Alır başımı giderim şehirden en sevdiğim ayakkabılarım kahverengidir. Her molada okur her adımda yazarım, görüp gülerim duyup neşelenirim, en sevdiğim ayakkabılarıma toprak değer, toprağın kokusu burnuma soğuğu tenime değer. Çakralarım açıktır içim gider, iyi olan ne varsa tüm duvarlarını ardında bırakıp ona gider. Ben giderim ardımda bir şehir bırakıp gittiğim de bir şehirdir ama ayrıdır tadı. Dingindir karıncanın su içtiği deniz gibi, dalgalıdır Karadeniz gibi, soğuğu da candır sıcağı da, canıma candır gittiğim şehir. Alır başımı giderim şehirden ardımda ki yıkıntılar benden yadigâr.

23.22 - kimsin sen? - 6.05.2012

0 kere okundu

Kimsin sen bu saatte kapıma dayanan, çıkıp gelen ansızın ve ansızın kaybolan. Kimsin sen aklımın sınırlarını zorlayan, yeri olmayan, yeri dolmayan kimsin sen. Kimsin sen bu yağmurlu kış gecesi aklımın sokaklarında dolaşan bana sormadan, izin almadan tenhalarıma sataşan.
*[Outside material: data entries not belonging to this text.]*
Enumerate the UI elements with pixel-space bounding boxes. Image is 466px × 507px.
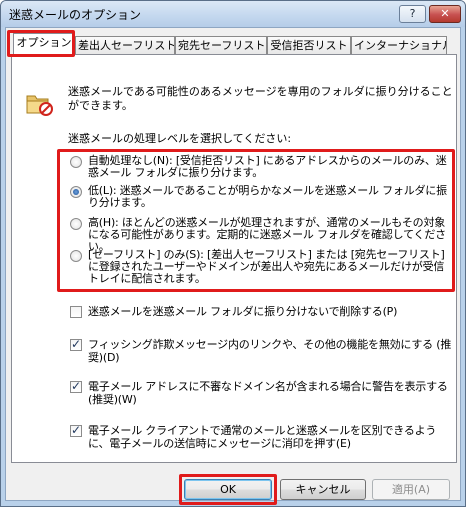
help-button[interactable]: ? bbox=[399, 5, 426, 23]
radio-low[interactable] bbox=[70, 186, 82, 198]
dialog-title: 迷惑メールのオプション bbox=[9, 8, 142, 22]
checkbox-postmark[interactable] bbox=[70, 423, 82, 437]
checkbox-delete-junk-label: 迷惑メールを迷惑メール フォルダに振り分けないで削除する(P) bbox=[88, 305, 398, 318]
level-no-automatic[interactable]: 自動処理なし(N): [受信拒否リスト] にあるアドレスからのメールのみ、迷惑メ… bbox=[70, 155, 454, 181]
title-bar[interactable]: 迷惑メールのオプション ? ✕ bbox=[1, 1, 465, 27]
checkbox-warn-suspicious-domain[interactable] bbox=[70, 379, 82, 393]
tab-strip: オプション 差出人セーフリスト 宛先セーフリスト 受信拒否リスト インターナショ… bbox=[9, 33, 457, 56]
radio-no-automatic[interactable] bbox=[70, 156, 82, 168]
level-label: 迷惑メールの処理レベルを選択してください: bbox=[68, 132, 292, 145]
intro-text: 迷惑メールである可能性のあるメッセージを専用のフォルダに振り分けることができます… bbox=[68, 85, 453, 112]
check-delete-junk[interactable]: 迷惑メールを迷惑メール フォルダに振り分けないで削除する(P) bbox=[70, 305, 454, 321]
radio-no-automatic-label: 自動処理なし(N): [受信拒否リスト] にあるアドレスからのメールのみ、迷惑メ… bbox=[88, 154, 447, 179]
radio-low-label: 低(L): 迷惑メールであることが明らかなメールを迷惑メール フォルダに振り分け… bbox=[88, 184, 447, 209]
check-warn-suspicious-domain[interactable]: 電子メール アドレスに不審なドメイン名が含まれる場合に警告を表示する (推奨)(… bbox=[70, 379, 454, 408]
check-disable-phishing-links[interactable]: フィッシング詐欺メッセージ内のリンクや、その他の機能を無効にする (推奨)(D) bbox=[70, 337, 454, 366]
junk-mail-options-dialog: 迷惑メールのオプション ? ✕ オプション 差出人セーフリスト 宛先セーフリスト… bbox=[0, 0, 466, 507]
tab-safe-recipients[interactable]: 宛先セーフリスト bbox=[175, 36, 267, 55]
checkbox-warn-suspicious-domain-label: 電子メール アドレスに不審なドメイン名が含まれる場合に警告を表示する (推奨)(… bbox=[88, 380, 448, 406]
radio-high[interactable] bbox=[70, 218, 82, 230]
checkbox-disable-phishing-links-label: フィッシング詐欺メッセージ内のリンクや、その他の機能を無効にする (推奨)(D) bbox=[88, 338, 452, 364]
apply-button[interactable]: 適用(A) bbox=[372, 479, 450, 500]
level-high[interactable]: 高(H): ほとんどの迷惑メールが処理されますが、通常のメールもその対象になる可… bbox=[70, 217, 454, 253]
level-safe-lists-only[interactable]: [セーフリスト] のみ(S): [差出人セーフリスト] または [宛先セーフリス… bbox=[70, 249, 454, 287]
tab-options[interactable]: オプション bbox=[13, 33, 75, 56]
level-low[interactable]: 低(L): 迷惑メールであることが明らかなメールを迷惑メール フォルダに振り分け… bbox=[70, 185, 454, 211]
junk-folder-icon bbox=[26, 95, 53, 116]
checkbox-delete-junk[interactable] bbox=[70, 306, 82, 318]
tab-safe-senders[interactable]: 差出人セーフリスト bbox=[75, 36, 175, 55]
tab-international[interactable]: インターナショナル bbox=[351, 36, 447, 55]
cancel-button[interactable]: キャンセル bbox=[280, 479, 366, 500]
tab-blocked-senders[interactable]: 受信拒否リスト bbox=[267, 36, 351, 55]
checkbox-postmark-label: 電子メール クライアントで通常のメールと迷惑メールを区別できるように、電子メール… bbox=[88, 424, 437, 450]
ok-button[interactable]: OK bbox=[184, 479, 272, 500]
dialog-body: オプション 差出人セーフリスト 宛先セーフリスト 受信拒否リスト インターナショ… bbox=[5, 27, 461, 505]
radio-safe-lists-only[interactable] bbox=[70, 250, 82, 262]
radio-safe-lists-only-label: [セーフリスト] のみ(S): [差出人セーフリスト] または [宛先セーフリス… bbox=[88, 248, 445, 285]
options-tab-panel: 迷惑メールである可能性のあるメッセージを専用のフォルダに振り分けることができます… bbox=[11, 54, 457, 463]
check-postmark[interactable]: 電子メール クライアントで通常のメールと迷惑メールを区別できるように、電子メール… bbox=[70, 423, 454, 452]
checkbox-disable-phishing-links[interactable] bbox=[70, 337, 82, 351]
close-button[interactable]: ✕ bbox=[429, 5, 461, 23]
Mevsimin geçti doldu zamanın git artık, patika bir yoldan kuzeye doğru, kedere ve hüzne doğru, dönmeyen yollara, karlı dağlara, hoyrat kollara doğru git artık… Kimse görmeden güneş doğmadan git, uyanmadan gece geç yatmış sevdalılar, sabah namazına giden yaşlı amcalar yola düşmeden git. Arkasını bilmediğin dağlara karlı kaplı yollardan yürüyerek git, içini üşüten havayı ciğerlerine çek, ellerin ceplerinde yüzün yerde git kimsin sen.

01.39 - ölme eşeğim ölme - 15.05.2012

0 kere okundu

Sayfayı yeniden tasarlamaya çalışan ben bir arpa boyu yol alamamış durumdayım… yazmaya da ara verdim; kendimi tekrar ettiğimi düşündüğüm için tarzım dışında birilerini okuyup kendimi yenileme sevdasındayım. Ama bu konuda da bi numara yok bendeniz koca kafada, değil okumak daha kitap yüzü görebilmiş değilim.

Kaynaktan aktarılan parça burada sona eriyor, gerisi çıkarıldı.